The Obama Administration’s Attempt to Circumvent Congress
On April 2, 2007, the United States Supreme Court ruled that the EPA has the authority under the Clean Air Act to regulate greenhouse gas emissions.  The EPA responded to that ruling by issuing an "endangerment finding" for greenhouse gases on December 7, 2009.  Several months earlier the agency also proposed new greenhouse gas regulations for new motor vehicles.  It is clear that when Congress passed the Clean Air Act, it did not intend to regulate greenhouse gases under that law.  For that reason, I am a cosponsor of several legislative initiatives to prohibit the EPA from taking such action.  Be assured that I will continue to fight this attempted overreach by the Obama Administration.      

Represented by numerous officials from the Obama Administration, the U.S. was one of almost 200 nations present at the Copenhagen negotiations.  The resulting “agreement,” referred to as the Copenhagen Accord, is neither a treaty nor legally binding.  What it does accomplish is pledge billions of dollars from developed nations – e.g. American taxpayers – to assist still developing countries fight impacts of climate change, all while setting no actual emission targets or enforcement provisions.  

Finding Real Solutions to America’s Energy Crisis
Republicans in Congress have an alternative vision on energy; one we believe is shared by the majority of the American people.  This vision looks to innovation, conservation, and production as the means to greater economic prosperity, a cleaner environment, real job creation and realistic environmental achievements in the near future.  This alternate energy vision is premised on the idea that tax increases never lead to job creation and that arbitrary government mandates only stifle American ingenuity.  It is based on the understanding that the government cannot dictate and regulate job creation.

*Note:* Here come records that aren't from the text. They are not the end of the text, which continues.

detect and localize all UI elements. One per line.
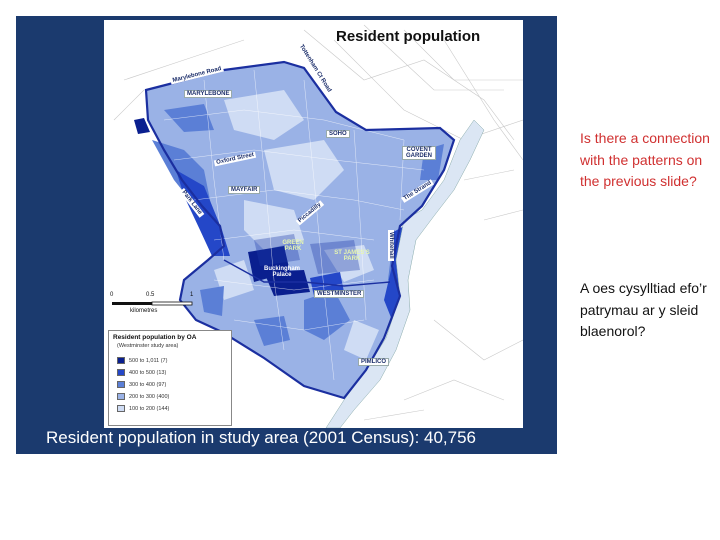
map-graphic bbox=[113, 24, 523, 428]
scale-bar: 0 0.5 1 kilometres bbox=[108, 292, 198, 322]
place-label-mayfair: MAYFAIR bbox=[228, 186, 261, 194]
legend-range: 100 to 200 bbox=[129, 405, 155, 412]
place-label-westminster: WESTMINSTER bbox=[314, 290, 365, 298]
map-title: Resident population bbox=[336, 28, 481, 45]
legend-range: 500 to 1,011 bbox=[129, 357, 160, 364]
legend-subtitle: (Westminster study area) bbox=[117, 343, 179, 349]
scale-unit: kilometres bbox=[130, 308, 158, 314]
place-label-buckingham-palace: Buckingham Palace bbox=[264, 266, 301, 278]
park-shading bbox=[254, 234, 360, 274]
scale-tick-half: 0.5 bbox=[146, 292, 155, 298]
study-area-boundary bbox=[144, 60, 456, 400]
place-label-st-james-park: ST JAMES'S PARK bbox=[334, 250, 370, 262]
legend-swatch bbox=[117, 405, 125, 412]
legend-row: 300 to 400 (97) bbox=[117, 381, 166, 388]
place-label-covent-garden: COVENT GARDEN bbox=[402, 146, 436, 160]
scale-tick-1: 1 bbox=[190, 292, 194, 298]
side-question-english: Is there a connection with the patterns … bbox=[580, 130, 710, 189]
legend-range: 300 to 400 bbox=[129, 381, 155, 388]
main-road-line bbox=[223, 259, 391, 287]
legend-swatch bbox=[117, 381, 125, 388]
legend-swatch bbox=[117, 369, 125, 376]
legend-swatch bbox=[117, 357, 125, 364]
scale-bar-graphic bbox=[112, 301, 193, 306]
place-label-pimlico: PIMLICO bbox=[358, 358, 389, 366]
place-label-green-park: GREEN PARK bbox=[282, 240, 304, 252]
map-caption: Resident population in study area (2001 … bbox=[46, 428, 477, 447]
legend-swatch bbox=[117, 393, 125, 400]
legend-count: (97) bbox=[156, 381, 167, 388]
light-patches bbox=[214, 90, 379, 360]
place-label-soho: SOHO bbox=[326, 130, 350, 138]
outside-street-grid bbox=[113, 24, 523, 421]
map-legend: Resident population by OA (Westminster s… bbox=[108, 330, 232, 426]
place-label-marylebone: MARYLEBONE bbox=[184, 90, 233, 98]
legend-count: (13) bbox=[156, 369, 167, 376]
legend-row: 100 to 200 (144) bbox=[117, 405, 169, 412]
street-label-whitehall: Whitehall bbox=[388, 230, 394, 261]
side-question-welsh: A oes cysylltiad efo’r patrymau ar y sle… bbox=[580, 280, 707, 339]
legend-range: 400 to 500 bbox=[129, 369, 155, 376]
legend-count: (144) bbox=[156, 405, 170, 412]
choropleth-map: Resident population Marylebone Road Tott… bbox=[104, 20, 523, 428]
scale-tick-0: 0 bbox=[110, 292, 114, 298]
legend-count: (7) bbox=[160, 357, 168, 364]
legend-row: 200 to 300 (400) bbox=[117, 393, 169, 400]
legend-title: Resident population by OA bbox=[113, 334, 197, 341]
map-slide-panel: Resident population Marylebone Road Tott… bbox=[16, 16, 557, 454]
legend-row: 400 to 500 (13) bbox=[117, 369, 166, 376]
legend-count: (400) bbox=[156, 393, 170, 400]
legend-range: 200 to 300 bbox=[129, 393, 155, 400]
legend-row: 500 to 1,011 (7) bbox=[117, 357, 167, 364]
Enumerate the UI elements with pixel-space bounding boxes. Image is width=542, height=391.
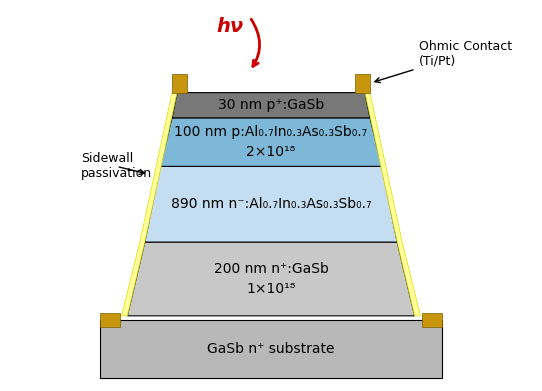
Bar bbox=[355, 74, 370, 93]
Polygon shape bbox=[145, 167, 397, 242]
Text: 2×10¹⁸: 2×10¹⁸ bbox=[247, 145, 295, 159]
Polygon shape bbox=[121, 93, 177, 316]
Polygon shape bbox=[127, 242, 415, 316]
Text: GaSb n⁺ substrate: GaSb n⁺ substrate bbox=[207, 342, 335, 356]
Bar bbox=[100, 313, 120, 328]
Polygon shape bbox=[160, 118, 382, 167]
Text: hν: hν bbox=[217, 17, 244, 36]
Text: 1×10¹⁸: 1×10¹⁸ bbox=[246, 282, 296, 296]
Text: Sidewall
passivation: Sidewall passivation bbox=[81, 152, 152, 180]
Text: 30 nm p⁺:GaSb: 30 nm p⁺:GaSb bbox=[218, 98, 324, 112]
Polygon shape bbox=[172, 93, 370, 118]
Bar bbox=[422, 313, 442, 328]
Text: 890 nm n⁻:Al₀.₇In₀.₃As₀.₃Sb₀.₇: 890 nm n⁻:Al₀.₇In₀.₃As₀.₃Sb₀.₇ bbox=[171, 197, 371, 211]
Text: Ohmic Contact
(Ti/Pt): Ohmic Contact (Ti/Pt) bbox=[375, 40, 512, 83]
Polygon shape bbox=[100, 320, 442, 378]
Text: 100 nm p:Al₀.₇In₀.₃As₀.₃Sb₀.₇: 100 nm p:Al₀.₇In₀.₃As₀.₃Sb₀.₇ bbox=[175, 126, 367, 140]
Polygon shape bbox=[365, 93, 421, 316]
Text: 200 nm n⁺:GaSb: 200 nm n⁺:GaSb bbox=[214, 262, 328, 276]
Bar bbox=[172, 74, 187, 93]
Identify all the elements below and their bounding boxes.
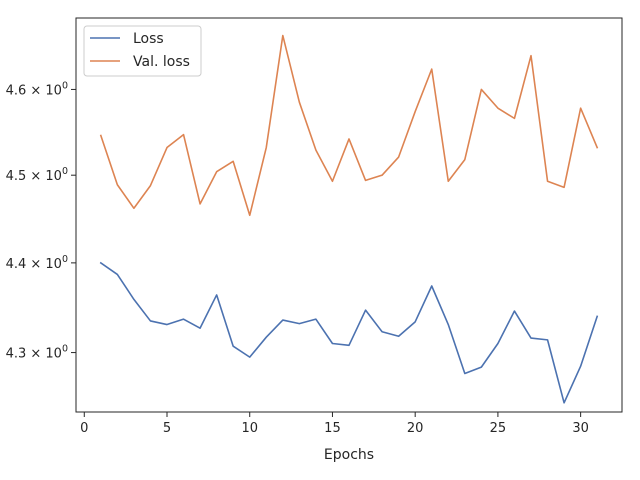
series-layer bbox=[99, 34, 599, 404]
x-tick-label: 25 bbox=[490, 421, 507, 436]
series-line-val-loss bbox=[99, 34, 599, 217]
legend: Loss Val. loss bbox=[83, 25, 202, 77]
y-tick-label: 4.4 × 100 bbox=[6, 254, 68, 272]
plot-frame bbox=[75, 17, 623, 413]
legend-label-loss: Loss bbox=[133, 31, 164, 47]
series-line-loss bbox=[99, 261, 599, 404]
legend-label-val-loss: Val. loss bbox=[133, 54, 190, 70]
y-tick-label: 4.3 × 100 bbox=[6, 344, 68, 362]
plot-area bbox=[76, 18, 622, 412]
x-tick-label: 20 bbox=[407, 421, 424, 436]
x-tick-label: 5 bbox=[163, 421, 171, 436]
x-tick-label: 10 bbox=[241, 421, 258, 436]
y-axis: 4.3 × 100 4.4 × 100 4.5 × 100 4.6 × 100 bbox=[6, 80, 76, 362]
x-axis: 0 5 10 15 20 25 30 bbox=[80, 412, 589, 436]
x-tick-label: 0 bbox=[80, 421, 88, 436]
x-axis-label: Epochs bbox=[324, 447, 374, 463]
y-tick-label: 4.5 × 100 bbox=[6, 166, 68, 184]
x-tick-label: 15 bbox=[324, 421, 341, 436]
y-tick-label: 4.6 × 100 bbox=[6, 80, 68, 98]
x-tick-label: 30 bbox=[572, 421, 589, 436]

I support a number of energy alternatives that would promote an “all of the above” approach to energy that will help our nation develop energy as cleanly as we can, and as quickly as we can, without raising energy prices.  One specific example of the alternative Republican energy vision is the American Energy Innovation Act (H.R. 2828), a bill I, along with over 70 other House Members, cosponsored this Congress.  This legislation represents a comprehensive, positive, forward-thinking proposal that will spur the best in American ingenuity and foster market-based approaches to America’s energy needs.  It represents a fiscally responsible approach to reducing our dependence on foreign energy, providing a cleaner environment, and putting Americans to work by:

1) Encouraging innovation within the energy market to create the renewable fuel options and energy careers of tomorrow.

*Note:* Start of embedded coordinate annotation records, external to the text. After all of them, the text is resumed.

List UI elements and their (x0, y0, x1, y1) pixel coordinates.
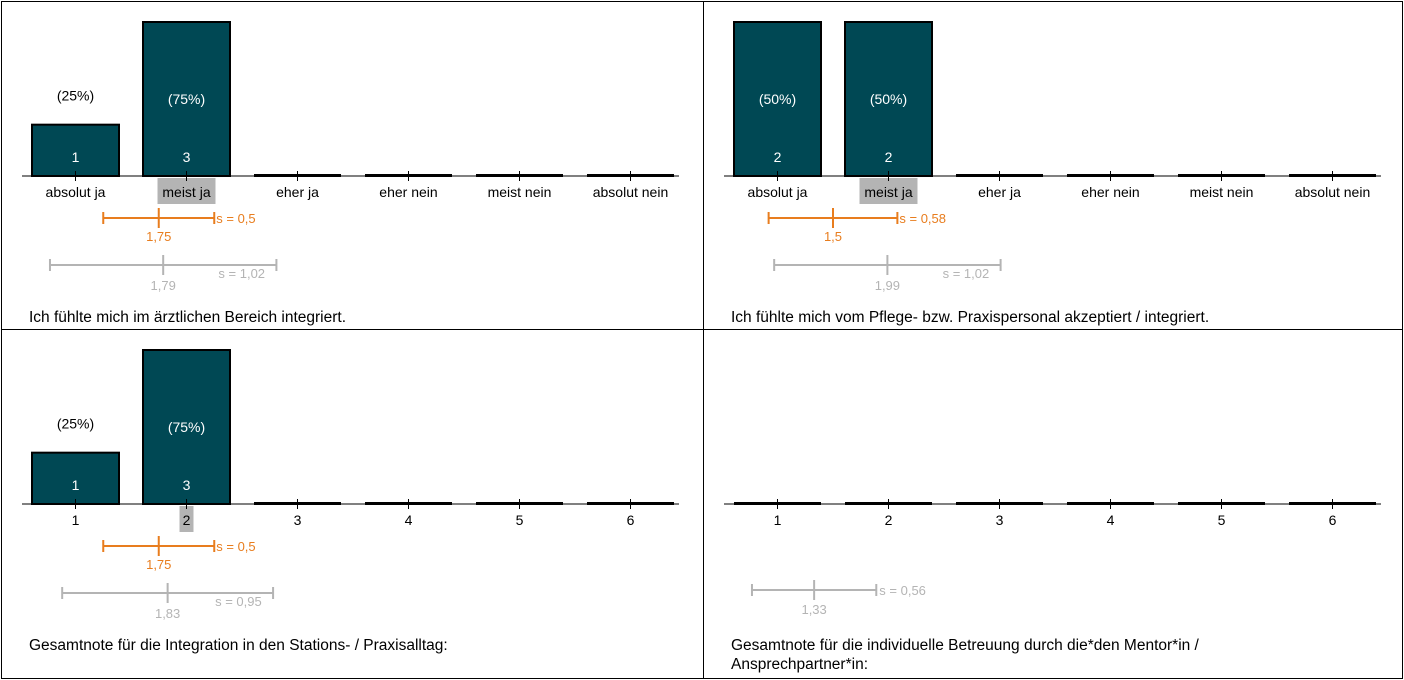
ref-mean-label: 1,79 (151, 278, 176, 293)
ref-sd-label: s = 0,95 (215, 594, 262, 609)
bar (142, 21, 231, 177)
x-tick-label: 2 (885, 512, 893, 528)
bar (31, 123, 120, 177)
bar-count-label: 3 (183, 149, 191, 165)
x-tick-label: absolut ja (748, 184, 808, 200)
bar-percent-label: (50%) (870, 91, 907, 107)
category-highlight (859, 178, 918, 204)
x-tick-label: 6 (627, 512, 635, 528)
bar-chart: 1 (25%) 3 (75%) 1 2 3 4 5 6 1,75 s = 0,5 1,83 s = 0,9… (22, 349, 679, 621)
bar-percent-label: (25%) (57, 416, 94, 432)
x-tick-label: 5 (1218, 512, 1226, 528)
ref-sd-label: s = 1,02 (218, 266, 265, 281)
bar-chart: 1 2 3 4 5 6 1,33 s = 0,56 (724, 499, 1381, 617)
own-mean-label: 1,75 (146, 557, 171, 572)
bar-count-label: 2 (774, 149, 782, 165)
category-highlight (179, 506, 194, 532)
x-tick-label: eher ja (276, 184, 319, 200)
ref-sd-label: s = 1,02 (943, 266, 990, 281)
chart-panel-2: 2 (50%) 2 (50%) absolut ja meist ja eher ja ehe… (703, 1, 1403, 330)
bar-percent-label: (50%) (759, 91, 796, 107)
x-tick-label: meist nein (1190, 184, 1254, 200)
x-tick-label: 2 (183, 512, 191, 528)
bar-chart: 1 (25%) 3 (75%) absolut ja meist ja eher ja ehe… (22, 21, 679, 293)
bar-count-label: 1 (72, 477, 80, 493)
x-tick-label: eher nein (379, 184, 437, 200)
question-text: Ich fühlte mich vom Pflege- bzw. Praxisp… (731, 309, 1210, 326)
x-tick-label: 1 (72, 512, 80, 528)
bar-percent-label: (25%) (57, 88, 94, 104)
own-mean-label: 1,5 (824, 229, 842, 244)
bar-count-label: 2 (885, 149, 893, 165)
x-tick-label: absolut nein (1295, 184, 1371, 200)
x-tick-label: absolut nein (593, 184, 669, 200)
bar (844, 21, 933, 177)
ref-mean-label: 1,83 (155, 606, 180, 621)
x-tick-label: 3 (294, 512, 302, 528)
bar (31, 451, 120, 505)
x-tick-label: eher nein (1081, 184, 1139, 200)
question-text: Ich fühlte mich im ärztlichen Bereich in… (29, 309, 347, 326)
own-sd-label: s = 0,58 (899, 211, 946, 226)
bar-percent-label: (75%) (168, 91, 205, 107)
bar-percent-label: (75%) (168, 419, 205, 435)
question-text: Gesamtnote für die individuelle Betreuun… (731, 637, 1199, 673)
bar (142, 349, 231, 505)
own-mean-label: 1,75 (146, 229, 171, 244)
x-tick-label: 4 (1107, 512, 1115, 528)
ref-sd-label: s = 0,56 (879, 583, 926, 598)
x-tick-label: meist ja (864, 184, 912, 200)
ref-mean-label: 1,33 (801, 602, 826, 617)
category-highlight (157, 178, 216, 204)
bar-count-label: 3 (183, 477, 191, 493)
x-tick-label: meist ja (162, 184, 210, 200)
question-text: Gesamtnote für die Integration in den St… (29, 637, 448, 654)
own-sd-label: s = 0,5 (216, 211, 255, 226)
x-tick-label: 4 (405, 512, 413, 528)
chart-panel-4: 1 2 3 4 5 6 1,33 s = 0,56 Gesamtnote für die in… (703, 329, 1403, 679)
chart-panel-3: 1 (25%) 3 (75%) 1 2 3 4 5 6 1,75 s = 0,5 1,83 s = 0,9… (1, 329, 704, 679)
bar-chart: 2 (50%) 2 (50%) absolut ja meist ja eher ja ehe… (724, 21, 1381, 293)
x-tick-label: 6 (1329, 512, 1337, 528)
ref-mean-label: 1,99 (875, 278, 900, 293)
x-tick-label: eher ja (978, 184, 1021, 200)
x-tick-label: absolut ja (46, 184, 106, 200)
bar-count-label: 1 (72, 149, 80, 165)
chart-panel-1: 1 (25%) 3 (75%) absolut ja meist ja eher ja ehe… (1, 1, 704, 330)
x-tick-label: meist nein (488, 184, 552, 200)
x-tick-label: 5 (516, 512, 524, 528)
x-tick-label: 3 (996, 512, 1004, 528)
x-tick-label: 1 (774, 512, 782, 528)
own-sd-label: s = 0,5 (216, 539, 255, 554)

2) Promoting greater conservation and efficiency by providing incentives for easing energy demand and creating a cleaner, more sustainable environment.

3) Increasing the production of American energy by responsibly utilizing all available resources and technologies and streamlining burdensome regulations.

We need more, not less, nuclear power.  We need more, not less, clean coal technology.  We need more, not less, private sector innovation and expansion to provide more energy to power America’s advancement.  That is the conservative way.

We do not have to have a one-size-fits-all cap-and-trade regime imposed on the entire country.  There is still time to change course. We can, and should, give both federalism and the free-market ingenuity-focused approach to energy embodied in the American Energy Innovation Act a chance.